The Turks rejected the Treaty of Sevres, and in 1923, Turkey was recognized as an independent nation, with the Treaty of Lausanne subsequently replacing Sevres. Under its terms, Turkey was no longer obligated to grant the Kurds autonomy. The treaty divided the Kurdish region among Turkey, Iran, and Syria – with British and French collusion.
Syria became a hodge-podge of ethnic and religious groups. The French, who were wary of Sunni-Arab nationalism, granted autonomous status to the Alawites. They created an officer cadre from amongst the Alawites, which eventually gave rise to the Assad dictatorships, and Alawite domination of the Syrian military. Today’s upheaval in Syria has a great deal to do with those early French policies. The majority Sunni-Arabs resent the Alawite monopoly on power, and they remember (as the Kurds do) the betrayal of the French.
In Iraq, a minority Arab Sunni-Muslims ruled over a majority of Arab Shiites, and non-Arab Kurds. This explosive blend was exposed in 1943, when Mullah Mustafa Barzani led a Kurdish rebellion against the Hashemite monarchy in Iraq seeking Kurdish independence. Barzani led another uprising in 1962 against the Sunni military dictator, General Abdul Karim Kassim. The Kurds and the Shiites in Iraq, encouraged by the Bush Sr. administration, rebelled once again in 1991, this time against the brutal regime of Saddam Hussein.

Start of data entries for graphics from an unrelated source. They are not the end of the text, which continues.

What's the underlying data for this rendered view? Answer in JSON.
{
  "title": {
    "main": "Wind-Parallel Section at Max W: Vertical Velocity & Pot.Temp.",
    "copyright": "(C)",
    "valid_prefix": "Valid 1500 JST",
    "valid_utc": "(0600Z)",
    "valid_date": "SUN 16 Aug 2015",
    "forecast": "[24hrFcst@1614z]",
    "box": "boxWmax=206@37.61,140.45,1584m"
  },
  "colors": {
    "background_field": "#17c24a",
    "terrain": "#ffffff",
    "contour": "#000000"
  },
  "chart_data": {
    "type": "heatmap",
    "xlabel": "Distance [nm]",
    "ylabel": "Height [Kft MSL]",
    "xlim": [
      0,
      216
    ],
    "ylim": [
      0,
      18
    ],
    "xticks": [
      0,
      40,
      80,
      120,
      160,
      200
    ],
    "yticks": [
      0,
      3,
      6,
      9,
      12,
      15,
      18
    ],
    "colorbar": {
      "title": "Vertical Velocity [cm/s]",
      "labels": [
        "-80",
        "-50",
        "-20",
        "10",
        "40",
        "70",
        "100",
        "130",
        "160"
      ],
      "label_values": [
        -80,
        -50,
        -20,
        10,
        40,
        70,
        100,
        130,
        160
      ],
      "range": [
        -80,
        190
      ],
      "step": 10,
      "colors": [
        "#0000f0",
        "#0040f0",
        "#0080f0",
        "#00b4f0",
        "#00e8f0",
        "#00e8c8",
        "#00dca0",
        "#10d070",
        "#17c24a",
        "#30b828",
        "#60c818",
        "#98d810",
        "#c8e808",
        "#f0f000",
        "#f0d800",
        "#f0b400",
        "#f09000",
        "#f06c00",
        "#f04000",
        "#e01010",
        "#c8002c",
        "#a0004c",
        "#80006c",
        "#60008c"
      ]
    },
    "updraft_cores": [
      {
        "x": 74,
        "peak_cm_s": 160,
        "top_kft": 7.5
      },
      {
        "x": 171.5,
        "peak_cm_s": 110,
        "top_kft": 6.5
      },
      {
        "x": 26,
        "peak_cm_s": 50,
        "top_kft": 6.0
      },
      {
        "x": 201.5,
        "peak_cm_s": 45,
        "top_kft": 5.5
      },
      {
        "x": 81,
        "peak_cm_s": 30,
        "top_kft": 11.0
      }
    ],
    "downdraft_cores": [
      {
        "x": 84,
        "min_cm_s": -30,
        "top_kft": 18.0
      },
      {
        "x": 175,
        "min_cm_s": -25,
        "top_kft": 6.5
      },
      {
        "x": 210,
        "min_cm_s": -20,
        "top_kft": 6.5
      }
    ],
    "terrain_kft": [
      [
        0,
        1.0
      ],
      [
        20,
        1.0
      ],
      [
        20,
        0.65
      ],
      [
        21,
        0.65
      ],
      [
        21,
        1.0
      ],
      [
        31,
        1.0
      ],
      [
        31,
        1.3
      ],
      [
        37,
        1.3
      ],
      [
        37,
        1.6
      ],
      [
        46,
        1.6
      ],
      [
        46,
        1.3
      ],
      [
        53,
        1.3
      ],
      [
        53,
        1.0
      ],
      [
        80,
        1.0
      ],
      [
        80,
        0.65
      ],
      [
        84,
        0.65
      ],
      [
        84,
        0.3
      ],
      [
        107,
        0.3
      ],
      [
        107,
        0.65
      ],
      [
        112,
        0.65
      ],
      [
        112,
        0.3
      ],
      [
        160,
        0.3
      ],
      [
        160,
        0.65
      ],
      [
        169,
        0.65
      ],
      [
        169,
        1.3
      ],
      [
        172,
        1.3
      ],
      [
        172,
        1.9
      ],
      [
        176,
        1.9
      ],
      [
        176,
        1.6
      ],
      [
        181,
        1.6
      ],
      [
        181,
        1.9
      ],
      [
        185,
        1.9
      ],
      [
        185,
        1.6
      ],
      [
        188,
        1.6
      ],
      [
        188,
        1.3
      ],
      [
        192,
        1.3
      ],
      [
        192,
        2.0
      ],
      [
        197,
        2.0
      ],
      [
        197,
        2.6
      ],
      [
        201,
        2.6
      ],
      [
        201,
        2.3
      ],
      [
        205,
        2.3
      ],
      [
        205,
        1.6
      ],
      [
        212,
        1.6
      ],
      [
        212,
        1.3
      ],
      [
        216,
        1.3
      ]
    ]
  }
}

Jurisdiction of the area known as Palestine was awarded to Britain as a Mandate in accordance with the principles of the Balfour Declaration following a unanimous vote in the League of Nations. The area designated to be the site for the restored Jewish homeland included 37,000 sq. miles of land east of the Jordan River which is today’s Jordan (known then as Trans-Jordan). Arab pressure and the 1921 riots, in addition to pro-Arab policies of the British Mandatory administration in Palestine, prompted British Colonial Secretary Winston Churchill to issue the 1922 White Paper in order to appease in particular the Hashemite family, which had lost Syria to the French and Arabia to Ibn Saud. Trans- Jordan became the consolation prize for the Hashemites for the loss of Damascus. The big losers were the Jews whose promise of a restored homeland was effectively reduced to 23% of the original.
In an attempt to recruit the Hashemites against the Ottoman Turks, London empowered Henry McMahon (Britain’s High Commissioner of Egypt) to negotiate with Hussein Bin Ali (the Hashemite Sharif of Mecca) in what is now known as the 1915 McMahon-Hussein correspondence. Britain promised to facilitate the establishment of an independent Arab nation in exchange for the Arab Revolt against the Turks.
In sheer unabashed perfidy, the British issued conflicted promises to all parties, and by pitting Arabs against Jews in Palestine, and Arabs against Kurds in Iraq, the British sought to divide and rule. British perfidy goes even deeper in its treatment of Palestinian Jews. On the eve of WWII, Britain issued another White Paper that effectively shut the doors of Palestine to Europe’s Jews attempting to escape Nazi Germany’s Holocaust. Once again, appeasing the Arab rioters, oil interests, and an anti-Semitic instinct by Britain’s elitist Foreign Office sought to guarantee an Arab majority in Palestine in total disregard of the Balfour Declaration.
The perfidy and treachery of Britain and France did not end with colonialism. Today, equipped with veto power in the UN Security Council, Britain and France can add hypocrisy to their policies.